For complete lysis of the adrenal cortex the drug has to be administered for 25 continuous days at a dose of 50-75 mg/kg (100 mg/kg in small dogs) subdivided into three or four doses, always given with food, to reduce the gastrointestinal tract problems that may occur. The drug should be administered daily for the first 5 days and then every other day. The replacement therapy with cortisone acetate (2 mg/kg/day) (in alternative prednisolone) and fludrocortisone acetate (0.0125 mg/kg/day), both divided preferably into two daily administrations, begins on the third day. A follow-up visit is performed after the 25th day and the cortisone acetate/prednisolone dose may be reduced to 0.5-1.0 mg/kg per day. The subject must then be treated as an Addisonian for the rest of its life.

Undesirable effects may occur shortly after administration due to the alterations in the gastrointestinal tract and are characterised by nausea, vomiting, diarrhoea, or they may be due to the temporary glucocorticoid deficiency or to persistent hypoadrenocorticism, with signs and symptoms similar to the first group of side effects: vomiting, diarrhoea, weakness, ataxia and it is not always easy to distinguish between the two situations.

Today the use of mitotane has been widely reduced; it is used in the medical treatment of adrenal tumours (protocol with complete destruction of the gland) or when trilostane cannot be used.

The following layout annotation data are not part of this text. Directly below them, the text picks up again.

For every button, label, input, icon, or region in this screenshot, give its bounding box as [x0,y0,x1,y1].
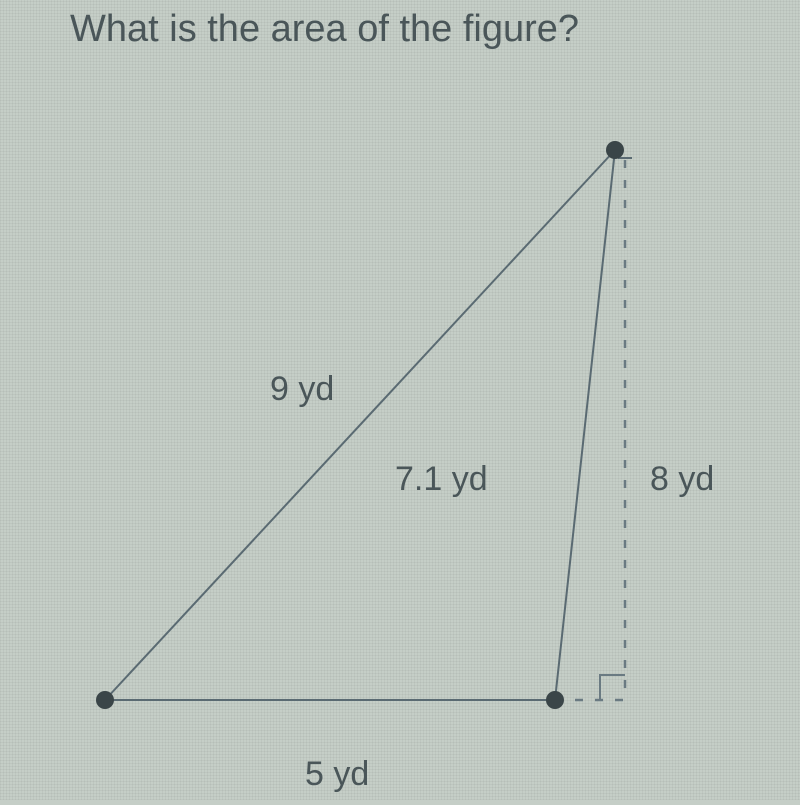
triangle-figure [0,60,800,800]
top-vertex [606,141,624,159]
bottom-left-vertex [96,691,114,709]
question-text: What is the area of the figure? [70,8,579,51]
right-side-line [555,150,615,700]
base-label: 5 yd [305,755,369,794]
height-label: 8 yd [650,460,714,499]
hypotenuse-line [105,150,615,700]
worksheet-container: What is the area of the figure? [0,0,800,800]
right-side-label: 7.1 yd [395,460,488,499]
figure-container: 9 yd 7.1 yd 8 yd 5 yd [0,60,800,800]
bottom-right-vertex [546,691,564,709]
hypotenuse-label: 9 yd [270,370,334,409]
right-angle-marker [600,675,625,700]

Ketoconazole is a derivative of imidazole and is an antifungal agent. Nevertheless, at high doses, the drug also has an effect on steroid biosynthesis, suppressing cortisol secretion. The high cost of the drug, the inefficacy found in 20-25% of subjects and the need to administer it twice a day, have limited the use of ketoconazole in the treatment of hypercortisolism.

 

Ketoconazole usage protocol

The initial dose is 5 mg/kg twice per day for seven days; in the absence of changes in appetite and jaundice, the dose may be increased, reaching 10 mg/kg. Nevertheless, it has been reported that doses below 15 mg/kg may have an insufficient effect, while a high dosage (30 mg/kg) suppresses the hyperactivity of the adrenal cortex more adequately, but is often associated with the development of undesirable effects. Dosages that do not cause side effects are usually chosen, thus below 30 mg/kg.

 

ADH TREATMENT
ADH can be treated surgically, performing an adrenalectomy of the gland affected by the neoplasm. However, before the operation it is essential to evaluate whether or not the subject is a good candidate for the surgery. It is important to evaluate blood pressure; indeed, hypercortisolism causes hypertension in over 50% of subjects and the urinary protein/creatinine ratio is often increased. A marked increase in these parameters could indicate a high risk of thromboembolism. For the same reason it is advisable to make sure that the antithrombin III concentration in the serum is not below the norm.

During the operation and in the first six hours after surgery, it is important to administer 0.05-0.1 mg/kg i.v. of dexamethasone to the subject. The same dosage should be repeated 2 or more times during the day of the operation. On the following days the same dosage should be administered subcutaneously b.i.d. or t.i.d until the animal is able to take it orally without risk of vomiting.

Surgical treatment is not recommended when diagnostic imaging has detected a clearly inoperable neoplastic mass or metastasis to other organs. In these subjects it is possible to proceed with the medical treatment described beforehand and even though trilostane treatment is effective, it is preferable to choose the treatment with the adrenolytic agent mitotane (protocol of complete lysis of the adrenal cortex).